Une prise en charge thérapeutique adaptée
La stratégie thérapeutique chez le sujet âgé, potentiellement similaire à celle de la polyarthrite rhumatoïde, est adaptée à la forme clinique et fonction de l’âge. Elle est relativement proche de celle du patient plus jeune, réserve faite de l’analyse méthodique de la fonction rénale, des comorbidités et des interactions médicamenteuses éventuelles.
« Si une grande prudence thérapeutique est de règle dans le traitement du rhumatisme psoriasique de la personne âgée, en même temps il ne faut pas banaliser certaines arthrites interphalangiennes distales qui peuvent devenir destructrices en quelques mois ; ce n’est pas parce qu’une personne est âgée qu’il est licite de les laisser évoluer. L’imagerie – radiographie et IRM – est alors d’un grand secours. La présence ou non de lésions érosives très précoces incitera à traiter de façon “incisive” ou à pouvoir rester plus attentistes », souligne Pascal Claudepierre.
Le traitement repose sur les anti-inflammatoires non stéroïdiens, mais s’ils sont facilement prescrits chez le malade jeune, ils ne sont utilisés qu’avec une grande parcimonie chez le patient âgé après s’être assuré d’une excellente fonction rénale et de l’absence d’antécédent gastro-intestinal (en particulier gastrite, ulcère, diverticulite), ainsi que de l’absence d’interaction médicamenteuse (antivitamines K, aspirine et autres anti-agrégants en particulier).
Les corticostéroïdes peuvent être utilisés en infiltration locale, 2 à 3 fois par an, dans les petites articulations distales gonflées en cas de mono- ou oligo (pauci)- arthrites mais leur utilisation per os est toujours à éviter compte tenu de leur toxicité globale, du risque de corticodépendance avec poussée cutanée, voire érythrodermie psoriasique grave.
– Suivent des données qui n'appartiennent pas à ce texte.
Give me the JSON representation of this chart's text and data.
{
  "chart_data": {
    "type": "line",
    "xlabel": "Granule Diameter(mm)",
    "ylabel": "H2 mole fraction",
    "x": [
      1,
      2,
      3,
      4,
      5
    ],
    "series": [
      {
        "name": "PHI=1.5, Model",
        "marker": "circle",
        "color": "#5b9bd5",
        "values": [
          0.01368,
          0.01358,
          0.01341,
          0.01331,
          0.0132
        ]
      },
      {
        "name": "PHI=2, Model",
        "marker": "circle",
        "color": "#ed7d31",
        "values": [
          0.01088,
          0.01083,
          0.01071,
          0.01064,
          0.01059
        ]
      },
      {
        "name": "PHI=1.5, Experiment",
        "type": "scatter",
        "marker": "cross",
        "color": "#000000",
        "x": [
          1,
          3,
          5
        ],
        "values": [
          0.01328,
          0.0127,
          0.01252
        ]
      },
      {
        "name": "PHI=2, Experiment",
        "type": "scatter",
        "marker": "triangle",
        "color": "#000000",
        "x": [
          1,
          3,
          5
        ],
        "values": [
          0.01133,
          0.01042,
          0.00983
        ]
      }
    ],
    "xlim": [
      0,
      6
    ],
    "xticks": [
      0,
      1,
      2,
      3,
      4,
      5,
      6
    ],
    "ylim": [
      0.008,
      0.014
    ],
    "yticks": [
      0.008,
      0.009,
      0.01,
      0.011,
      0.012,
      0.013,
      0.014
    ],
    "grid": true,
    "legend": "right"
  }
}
Si cela ne suffit pas, ou si la maladie est très active, un traitement de fond par méthotrexate s’impose, l’âge n’étant pas en lui-même une contre-indication en l’absence d’atteinte hépatique et d’insuffisance rénale, mais avec une posologie moindre.
Une utilisation raisonnée des biothérapies
Lorsque le méthotrexate n’a pas fait la preuve de son efficacité ou en cas de cytolyse hépatique, un recours à une biothérapie par anti-TNF alpha peut être discuté. Dans ce cas, une substitution peut être préférée contrairement aux sujets jeunes pour qui l’anti-TNF alpha est souvent associé au méthotrexate en cours. L’utilisation raisonnée des biothérapies est désormais bien établie chez le sujet âgé avec une attention toute particulière pour le risque infectieux (estimé à 2 %). Il faut éliminer un foyer infectieux profond, vérifier l’absence de contact ancien avec le bacille de Koch, et de diabète non contrôlé, d’un herpès récurrent, vérifier également le carnet vaccinal et vacciner le patient contre le pneumocoque. Pour les patients à risque infectieux et/ou atteint d’un rhumatisme psoriasique pas trop agressif, la substitution se fera de préférence avec la sulfasalazine ou le léflunomide.